鍋をつつく、という言い方がある。
卓上にカセットコンロなどを用意し、グツグツ言わせながら、湯気でメガネを曇らせながら、皆で鍋料理を楽しむ景色に用いられる。
つつく、というのは比喩で、箸で具材をとりあげる時のサマを表現しており、続けて考えるなら、おそらくそのまま口に運ぶというより、取り皿に一度おき、そこからハフハフして食べるものと思う。
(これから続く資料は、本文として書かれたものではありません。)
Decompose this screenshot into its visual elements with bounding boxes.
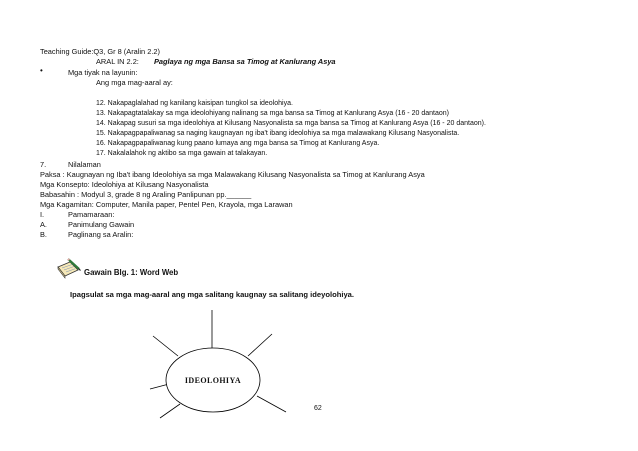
objective-item: 14. Nakapag susuri sa mga ideolohiya at Kilusang Nasyonalista sa mga bansa sa Timog at Kanlurang Asya (16 - 20 dantaon).	[96, 120, 486, 127]
section-number: I.	[40, 210, 45, 219]
web-spoke	[257, 396, 286, 412]
objective-item: 12. Nakapaglalahad ng kanilang kaisipan tungkol sa ideolohiya.	[96, 100, 293, 107]
section-number: A.	[40, 220, 47, 229]
objective-item: 15. Nakapagpapaliwanag sa naging kaugnayan ng iba't ibang ideolohiya sa mga malawakang Kilusang Nasyonalista.	[96, 130, 460, 137]
web-spoke	[153, 336, 178, 356]
web-spoke	[160, 404, 180, 418]
guide-header: Teaching Guide:Q3, Gr 8 (Aralin 2.2)	[40, 47, 160, 56]
activity-title: Gawain Blg. 1: Word Web	[84, 268, 179, 277]
page-number: 62	[314, 405, 322, 412]
activity-instruction: Ipagsulat sa mga mag-aaral ang mga salitang kaugnay sa salitang ideyolohiya.	[70, 290, 355, 299]
section-panimulang-gawain: Panimulang Gawain	[68, 220, 135, 229]
aralin-label: ARAL IN 2.2:	[96, 57, 139, 66]
section-paglinang: Paglinang sa Aralin:	[68, 230, 134, 239]
web-center-label: IDEOLOHIYA	[184, 376, 242, 385]
objective-item: 16. Nakapagpapaliwanag kung paano lumaya ang mga bansa sa Timog at Kanlurang Asya.	[96, 140, 380, 147]
web-spoke	[248, 334, 272, 356]
section-nilalaman: Nilalaman	[68, 160, 101, 169]
objectives-sub: Ang mga mag-aaral ay:	[96, 78, 173, 87]
section-number: 7.	[40, 160, 47, 169]
section-pamamaraan: Pamamaraan:	[68, 210, 115, 219]
konsepto-line: Mga Konsepto: Ideolohiya at Kilusang Nasyonalista	[40, 180, 209, 189]
objectives-intro: Mga tiyak na layunin:	[68, 68, 138, 77]
objective-item: 13. Nakapagtatalakay sa mga ideolohiyang nalinang sa mga bansa sa Timog at Kanlurang Asya (16 - 20 dantaon)	[96, 110, 449, 117]
section-number: B.	[40, 230, 47, 239]
bullet-marker: •	[40, 66, 43, 75]
babasahin-line: Babasahin : Modyul 3, grade 8 ng Araling Panlipunan pp.______	[40, 190, 252, 199]
paksa-line: Paksa : Kaugnayan ng Iba't ibang Ideolohiya sa mga Malawakang Kilusang Nasyonalista sa Timog at Kanlurang Asya	[40, 170, 425, 179]
kagamitan-line: Mga Kagamitan: Computer, Manila paper, Pentel Pen, Krayola, mga Larawan	[40, 200, 293, 209]
objective-item: 17. Nakalalahok ng aktibo sa mga gawain at talakayan.	[96, 150, 268, 157]
aralin-title: Paglaya ng mga Bansa sa Timog at Kanlurang Asya	[154, 57, 336, 66]
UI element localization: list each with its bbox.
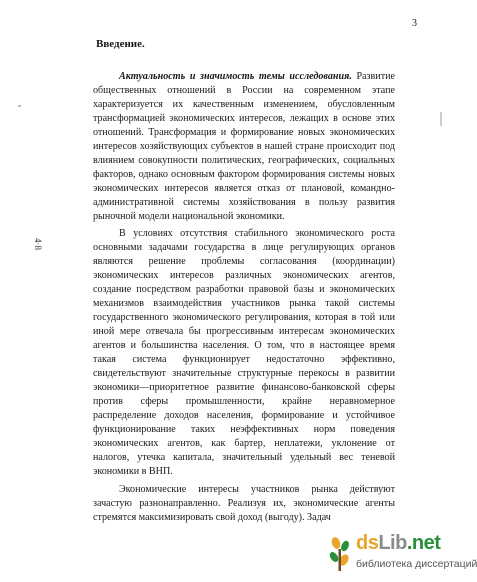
section-title: Введение. [96,38,145,50]
scan-speck [18,105,21,107]
watermark-logo [320,532,477,582]
paragraph-2: В условиях отсутствия стабильного экономического роста основными задачами государства в лице регулирующих органов являются решение проблемы согласования (координации) экономических интересов различных экономических агентов, создание посредством разработки правовой базы и экономических механизмов взаимодействия участников рынка такой системы государственного экономического регулирования, которая в той или иной мере отвечала бы прогрессивным интересам экономических агентов и большинства населения. О том, что в настоящее время такая система функционирует недостаточно эффективно, свидетельствуют значительные структурные перекосы в развитии экономики—приоритетное развитие финансово-банковской сферы против сферы промышленности, крайне неравномерное распределение доходов населения, формирование и устойчивое функционирование таких неэффективных норм поведения экономических агентов, как бартер, неплатежи, уклонение от налогов, утечка капитала, значительный удельный вес теневой экономики в ВНП. [93,228,395,477]
scan-speck-right [440,112,442,126]
paragraph-1-text: Развитие общественных отношений в России на современном этапе характеризуется их качественным изменением, обусловленным трансформацией экономических интересов, лежащих в основе этих отношений. Трансформация и формирование новых экономических интересов хозяйствующих субъектов в нашей стране происходит под влиянием совокупности политических, географических, социальных факторов, однако основным фактором формирования системы новых экономических интересов является отказ от плановой, командно-административной системы хозяйствования в пользу развития рыночной модели национальной экономики. [93,71,395,222]
body-text [93,70,395,525]
dslib-logo-icon [326,535,354,573]
margin-mark: 4·8 [33,238,43,250]
watermark-subtitle: библиотека диссертаций [356,558,477,570]
page-number: 3 [412,18,417,29]
paragraph-1-lead: Актуальность и значимость темы исследования. [119,71,352,82]
watermark-brand: dsLib.net [356,532,441,554]
paragraph-1 [93,70,395,223]
paragraph-3: Экономические интересы участников рынка действуют зачастую разнонаправленно. Реализуя их, экономические агенты стремятся максимизировать свой доход (выгоду). Задач [93,483,395,523]
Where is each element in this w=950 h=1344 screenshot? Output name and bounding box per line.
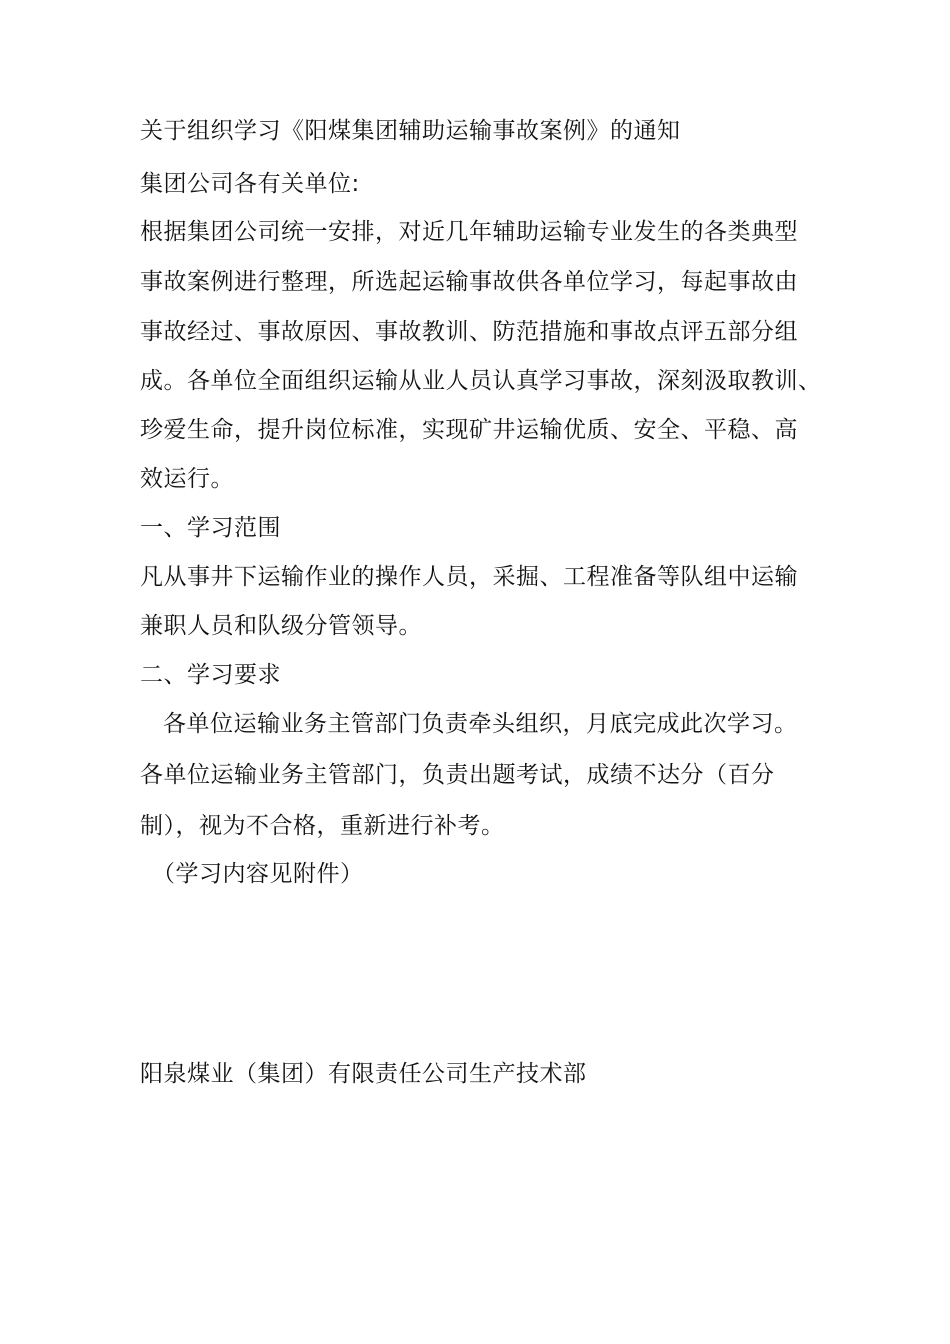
requirements-line: 各单位运输业务主管部门负责牵头组织，月底完成此次学习。: [163, 711, 798, 737]
intro-line: 根据集团公司统一安排，对近几年辅助运输专业发生的各类典型: [140, 219, 798, 245]
intro-line: 事故经过、事故原因、事故教训、防范措施和事故点评五部分组: [140, 319, 798, 345]
signature: 阳泉煤业（集团）有限责任公司生产技术部: [140, 1061, 587, 1087]
salutation: 集团公司各有关单位:: [140, 171, 360, 197]
scope-line: 兼职人员和队级分管领导。: [140, 613, 422, 639]
attachment-note: （学习内容见附件）: [152, 861, 364, 887]
section-heading-requirements: 二、学习要求: [140, 662, 281, 688]
document-title: 关于组织学习《阳煤集团辅助运输事故案例》的通知: [140, 118, 681, 144]
intro-line: 事故案例进行整理，所选起运输事故供各单位学习，每起事故由: [140, 269, 798, 295]
requirements-line: 各单位运输业务主管部门，负责出题考试，成绩不达分（百分: [140, 762, 775, 788]
intro-line: 效运行。: [140, 466, 234, 492]
scope-line: 凡从事井下运输作业的操作人员，采掘、工程准备等队组中运输: [140, 564, 798, 590]
requirements-line: 制），视为不合格，重新进行补考。: [140, 813, 505, 839]
section-heading-scope: 一、学习范围: [140, 515, 281, 541]
intro-line: 成。各单位全面组织运输从业人员认真学习事故，深刻汲取教训、: [140, 368, 822, 394]
intro-line: 珍爱生命，提升岗位标准，实现矿井运输优质、安全、平稳、高: [140, 417, 798, 443]
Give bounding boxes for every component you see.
おそらくであるが、つつく、と表現するのは、何度もそれを繰り返すからではないか。
例えば今、目の前でグツグツ言っている鍋を、ガッツリ人数分に均等割りし、一気に取り分けてしまうのであれば、それは、つつく、という表現からは遠い。
皆で鍋を囲み、「つつく」のが、この料理の醍醐味ではないか。
私はそのように考えるのであるが、世の「鍋感」はどうなのだろう。
なので、私の感覚として、鍋の受け皿、取り皿というのは、いわゆる市販の土鍋セットについてくる取り皿サイズが望ましいと考えている。居酒屋などでも、鍋を頼むと出てくる取り皿だ。
なぜなら、取り皿が大きいと、それは鍋をつつく、という行為を失わせるからである。
定食などで汁物として出すのであれば、ちょっとこれは少なく過ぎないかオヤジさん、と文句をつけたくなるぐらいのサイズ感でよく、だから「何度も鍋に箸をむける」、つまり、つつく、という行為に結び付く。
また、熱くて少し冷ます場合にも有用で、がっつり取り分けた器だと、放熱にも時間がかかる。
私の、いわゆる配偶者は、取り皿をどんぶりで出してくる。
そして、オタマを使って、がっつり入れる。
食事を効率的にこなすのであれば、別に悪い方法ではないのだが、しかしそれであれば、わざわざ卓上に鍋を置く意味が希薄ではないだろうか。
一杯を食べきるのにそこそこの時間がかかるのだから、その間、ずっとグツグツやっているのもガスの無駄であるし、じゃぁおかわりの時に温めよう、というのであれば、鍋はキッチンにあればよいような気もする。
なので、小さい取り皿を所望し、今はその取り皿を使用しているが、いわゆる配偶者がどう思っているのかは、怖くて聞けない。
また、その方向に全フリしたのが私の母で、いつからだったか、今日は鍋、と言われても、家族の前に鍋は出てこず、キッチンからでっかいお椀に盛りつけて出てきた。
また、楽だから、だったか、好きだから、だったか、いつも味噌仕立てだったので、私の中でそれは、鍋ではなく、豚汁の延長だった。
鍋を、どの頻度で行うかにもよるだろう。
いわゆる配偶者は、健康のためだかダイエットのためだか、とにかくこちらが気を抜くと、連日、鍋にしようと画策する。作るのが楽、というのもあるみたいだ。
それならそれでかまわないので、その都度、カセットコンロ用意して、目の前でグツグツやるよりも、私の母のような割り切りをしてもよい頃合いではないか、と思う今日この頃である。